言語横断的トークナイザ手術とオフライン蒸留による多言語埋め込みモデルのトルコ語への適応

要旨

文埋め込みは、意味検索、クラスタリング、分類、検索拡張生成の基盤構成要素である。本論文では、トルコ語に特化した文埋め込みモデルであるembeddingmagibu-200mを提案する。本モデルは768次元のL2正規化ベクトルを生成し、8,192トークンのコンテキストウィンドウをサポートする。これは従来のBERTベースのトルコ語エンコーダが持つ512トークンの制限を大幅に上回る。完全な事前学習の代わりに、効率的な3段階の適応パイプラインを導入する。(1)教師モデルの語彙から冗長なトークンを削除し、40言語コーパス上の頻度分析を通じて多言語トークンを組み込むことで、131,072語彙を持つトルコ語最適化多言語トークナイザを構築する。(2)トランスフォーマー主幹重みを保持しつつ教師埋め込みモデルを複製し、平均合成トークンマッピングにより新しい語彙に対する互換性のある埋め込みテーブルを初期化する。
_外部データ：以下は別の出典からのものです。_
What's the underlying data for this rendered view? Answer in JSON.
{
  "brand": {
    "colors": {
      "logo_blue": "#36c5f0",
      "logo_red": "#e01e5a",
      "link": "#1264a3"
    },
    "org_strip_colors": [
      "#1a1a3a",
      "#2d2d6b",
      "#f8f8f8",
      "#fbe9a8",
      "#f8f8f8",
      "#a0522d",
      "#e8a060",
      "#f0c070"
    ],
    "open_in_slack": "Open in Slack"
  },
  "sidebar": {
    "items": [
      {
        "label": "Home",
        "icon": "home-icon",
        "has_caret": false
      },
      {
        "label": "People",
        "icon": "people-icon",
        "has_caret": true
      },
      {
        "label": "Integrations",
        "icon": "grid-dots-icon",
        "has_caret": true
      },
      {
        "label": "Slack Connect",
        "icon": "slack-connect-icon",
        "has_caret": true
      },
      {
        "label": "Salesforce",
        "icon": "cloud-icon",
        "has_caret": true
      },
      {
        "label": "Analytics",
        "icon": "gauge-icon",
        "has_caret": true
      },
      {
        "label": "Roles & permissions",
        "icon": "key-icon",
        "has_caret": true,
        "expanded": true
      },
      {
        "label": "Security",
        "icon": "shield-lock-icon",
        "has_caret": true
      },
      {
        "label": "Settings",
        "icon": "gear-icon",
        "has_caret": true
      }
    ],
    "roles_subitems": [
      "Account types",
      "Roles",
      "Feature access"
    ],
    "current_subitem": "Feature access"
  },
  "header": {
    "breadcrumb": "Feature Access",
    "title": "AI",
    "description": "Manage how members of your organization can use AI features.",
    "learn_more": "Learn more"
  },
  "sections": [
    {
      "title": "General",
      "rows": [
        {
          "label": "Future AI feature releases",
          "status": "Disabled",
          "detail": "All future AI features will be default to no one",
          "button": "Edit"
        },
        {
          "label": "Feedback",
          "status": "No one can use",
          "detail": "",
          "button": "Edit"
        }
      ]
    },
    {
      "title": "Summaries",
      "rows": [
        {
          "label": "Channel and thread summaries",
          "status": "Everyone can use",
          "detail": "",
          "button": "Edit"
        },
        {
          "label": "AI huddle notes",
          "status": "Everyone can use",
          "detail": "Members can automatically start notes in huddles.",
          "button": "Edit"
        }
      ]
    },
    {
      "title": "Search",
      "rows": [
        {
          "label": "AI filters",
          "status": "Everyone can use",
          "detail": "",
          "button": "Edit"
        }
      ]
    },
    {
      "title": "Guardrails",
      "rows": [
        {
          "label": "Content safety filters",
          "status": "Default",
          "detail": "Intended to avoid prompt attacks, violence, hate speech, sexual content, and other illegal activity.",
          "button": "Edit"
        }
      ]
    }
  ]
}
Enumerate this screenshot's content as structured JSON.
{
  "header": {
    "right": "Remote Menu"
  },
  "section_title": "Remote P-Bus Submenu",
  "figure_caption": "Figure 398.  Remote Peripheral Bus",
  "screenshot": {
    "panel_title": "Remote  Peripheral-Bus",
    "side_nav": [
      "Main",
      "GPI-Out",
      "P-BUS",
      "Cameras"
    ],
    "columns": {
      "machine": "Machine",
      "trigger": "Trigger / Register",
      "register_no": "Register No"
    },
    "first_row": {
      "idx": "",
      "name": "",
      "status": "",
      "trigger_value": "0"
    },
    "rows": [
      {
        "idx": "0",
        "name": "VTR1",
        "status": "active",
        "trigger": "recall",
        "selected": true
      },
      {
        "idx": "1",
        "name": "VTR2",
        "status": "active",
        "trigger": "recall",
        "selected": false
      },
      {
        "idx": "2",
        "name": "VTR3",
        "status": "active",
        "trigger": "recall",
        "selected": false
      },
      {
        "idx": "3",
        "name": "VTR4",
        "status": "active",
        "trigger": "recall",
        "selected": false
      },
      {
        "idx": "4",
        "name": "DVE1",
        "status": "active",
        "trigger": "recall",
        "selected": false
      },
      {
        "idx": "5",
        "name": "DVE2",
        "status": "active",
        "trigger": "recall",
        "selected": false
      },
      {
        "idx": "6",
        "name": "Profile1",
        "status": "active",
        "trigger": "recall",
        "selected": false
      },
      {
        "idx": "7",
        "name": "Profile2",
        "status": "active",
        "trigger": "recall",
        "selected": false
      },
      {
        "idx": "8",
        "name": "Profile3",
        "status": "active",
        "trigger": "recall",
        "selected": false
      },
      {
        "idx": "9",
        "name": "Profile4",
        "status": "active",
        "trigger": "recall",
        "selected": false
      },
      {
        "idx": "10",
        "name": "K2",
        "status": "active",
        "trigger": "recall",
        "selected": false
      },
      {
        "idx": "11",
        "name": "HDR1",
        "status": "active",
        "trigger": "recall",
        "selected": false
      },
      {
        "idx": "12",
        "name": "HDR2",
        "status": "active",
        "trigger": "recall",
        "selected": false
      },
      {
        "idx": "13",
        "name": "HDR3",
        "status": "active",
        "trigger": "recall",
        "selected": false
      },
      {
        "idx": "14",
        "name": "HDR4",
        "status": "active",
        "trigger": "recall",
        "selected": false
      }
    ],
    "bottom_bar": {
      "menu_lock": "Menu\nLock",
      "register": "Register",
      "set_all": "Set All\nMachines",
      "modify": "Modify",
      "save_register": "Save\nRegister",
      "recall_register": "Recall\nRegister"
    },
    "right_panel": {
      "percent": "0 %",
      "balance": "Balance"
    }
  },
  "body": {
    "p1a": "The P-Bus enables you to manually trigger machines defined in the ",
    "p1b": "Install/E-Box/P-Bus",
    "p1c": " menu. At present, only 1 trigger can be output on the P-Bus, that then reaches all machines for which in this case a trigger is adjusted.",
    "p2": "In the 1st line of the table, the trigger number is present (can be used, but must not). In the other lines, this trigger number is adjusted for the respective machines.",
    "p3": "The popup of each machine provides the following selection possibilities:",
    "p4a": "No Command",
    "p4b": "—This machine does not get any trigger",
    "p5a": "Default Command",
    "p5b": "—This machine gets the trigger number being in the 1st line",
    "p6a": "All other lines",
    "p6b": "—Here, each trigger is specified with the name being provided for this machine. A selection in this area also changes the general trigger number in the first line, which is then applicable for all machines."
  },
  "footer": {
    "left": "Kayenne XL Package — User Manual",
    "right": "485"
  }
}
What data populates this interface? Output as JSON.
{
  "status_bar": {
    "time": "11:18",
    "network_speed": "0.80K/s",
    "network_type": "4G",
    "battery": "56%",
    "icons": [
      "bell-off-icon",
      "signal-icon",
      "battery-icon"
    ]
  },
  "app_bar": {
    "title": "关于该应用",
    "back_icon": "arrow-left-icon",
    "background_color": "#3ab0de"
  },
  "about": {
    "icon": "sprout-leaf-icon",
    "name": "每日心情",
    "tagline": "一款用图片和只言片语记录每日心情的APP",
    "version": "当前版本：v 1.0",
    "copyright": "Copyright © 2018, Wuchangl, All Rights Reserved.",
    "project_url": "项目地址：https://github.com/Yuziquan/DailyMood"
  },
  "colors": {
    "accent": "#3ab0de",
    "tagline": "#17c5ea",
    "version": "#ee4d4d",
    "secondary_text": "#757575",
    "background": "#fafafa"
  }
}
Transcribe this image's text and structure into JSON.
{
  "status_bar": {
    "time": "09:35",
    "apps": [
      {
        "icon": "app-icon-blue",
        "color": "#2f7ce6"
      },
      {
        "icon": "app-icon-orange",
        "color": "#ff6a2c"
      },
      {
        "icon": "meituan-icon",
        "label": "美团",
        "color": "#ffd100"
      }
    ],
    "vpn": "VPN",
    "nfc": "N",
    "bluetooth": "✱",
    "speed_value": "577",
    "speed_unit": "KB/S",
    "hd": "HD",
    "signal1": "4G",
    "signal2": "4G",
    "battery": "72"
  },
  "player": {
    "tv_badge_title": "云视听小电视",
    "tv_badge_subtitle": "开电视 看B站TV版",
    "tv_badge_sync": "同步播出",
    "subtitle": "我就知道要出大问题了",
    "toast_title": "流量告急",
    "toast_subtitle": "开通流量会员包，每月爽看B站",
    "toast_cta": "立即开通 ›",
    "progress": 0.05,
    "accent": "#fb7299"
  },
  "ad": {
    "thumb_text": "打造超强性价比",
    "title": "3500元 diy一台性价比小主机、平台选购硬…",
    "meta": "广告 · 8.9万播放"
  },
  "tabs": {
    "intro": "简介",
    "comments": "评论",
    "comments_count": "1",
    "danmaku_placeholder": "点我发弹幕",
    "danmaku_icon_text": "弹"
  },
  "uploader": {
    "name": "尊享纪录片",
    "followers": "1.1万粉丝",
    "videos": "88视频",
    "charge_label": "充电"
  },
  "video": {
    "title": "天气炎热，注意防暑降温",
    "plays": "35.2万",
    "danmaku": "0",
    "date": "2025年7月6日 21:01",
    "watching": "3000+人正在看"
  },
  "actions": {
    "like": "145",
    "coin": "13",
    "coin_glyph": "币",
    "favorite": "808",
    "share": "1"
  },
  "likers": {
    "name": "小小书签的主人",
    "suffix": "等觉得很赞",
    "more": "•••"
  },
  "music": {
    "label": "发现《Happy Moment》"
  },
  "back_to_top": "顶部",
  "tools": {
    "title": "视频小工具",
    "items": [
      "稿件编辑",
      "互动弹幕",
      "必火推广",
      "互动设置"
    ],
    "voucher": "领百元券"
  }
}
(3)バランスの取れた40言語Wikipediaコーパス上で、コサイン類似度目的関数を用いて事前計算された教師ベクトルからのオフライン埋め込み蒸留を実行する。結果として得られる生徒モデルは約2億パラメータを持ち、訓練中にオンラインの教師推論を回避することで、単一GPU上で約4時間で訓練が完了し、総コストは5～20ドルである。実験的には、STSbTR上でピアソン/スピアマン相関係数77.55%/77.45%を達成し、3億パラメータの教師モデル(73.84%/72.92%)を上回る。TR-MTEB（26タスク）では平均スコア63.9%（26モデル中7位）を獲得し、教師より33%少ないパラメータで競争力のあるコストと品質のトレードオフを提供する。再現性と下流での利用を促進するため、モデル重み、トークナイザファイル、事前計算された埋め込みデータセット、オープンソースの複製および蒸留ツールを含むすべての成果物を公開する。

English

Sentence embeddings are a foundational component for semantic search, clustering, classification, and retrieval-augmented generation. This paper presents embeddingmagibu-200m, a Turkish-focused sentence embedding model that produces 768-dimensional L2-normalized vectors and supports an 8,192-token context window, far exceeding the 512-token limit of earlier BERT-based Turkish encoders. Instead of full pretraining, an efficient three-stage adaptation pipeline is introduced: (1) construct a Turkish-optimized multilingual tokenizer with a 131,072 vocabulary by pruning redundant tokens from the teacher's vocabulary and incorporating multilingual tokens via frequency analysis on a 40-language corpus, (2) clone a teacher embedding model while preserving transformer backbone weights and initializing a compatible embedding table for the new vocabulary via mean-composition token mapping, and (3) perform offline embedding distillation from precomputed teacher vectors using a cosine similarity objective over a balanced 40-language Wikipedia corpus. The resulting student model contains approximately 200M parameters and trains in roughly four hours on a single GPU by avoiding online teacher inference during training, at a total cost of 5-20. Empirically, Pearson/Spearman correlations of 77.55%/77.45% are obtained on STSbTR, surpassing the 300M-parameter teacher model (73.84%/72.92%). On TR-MTEB (26 tasks), a mean score of 63.9% is achieved (7th out of 26 models), providing a competitive cost-quality trade-off with 33% fewer parameters than the teacher. To facilitate reproducibility and downstream use, all artifacts are released including model weights, tokenizer files, precomputed embedding datasets, and open-source cloning and distillation tooling.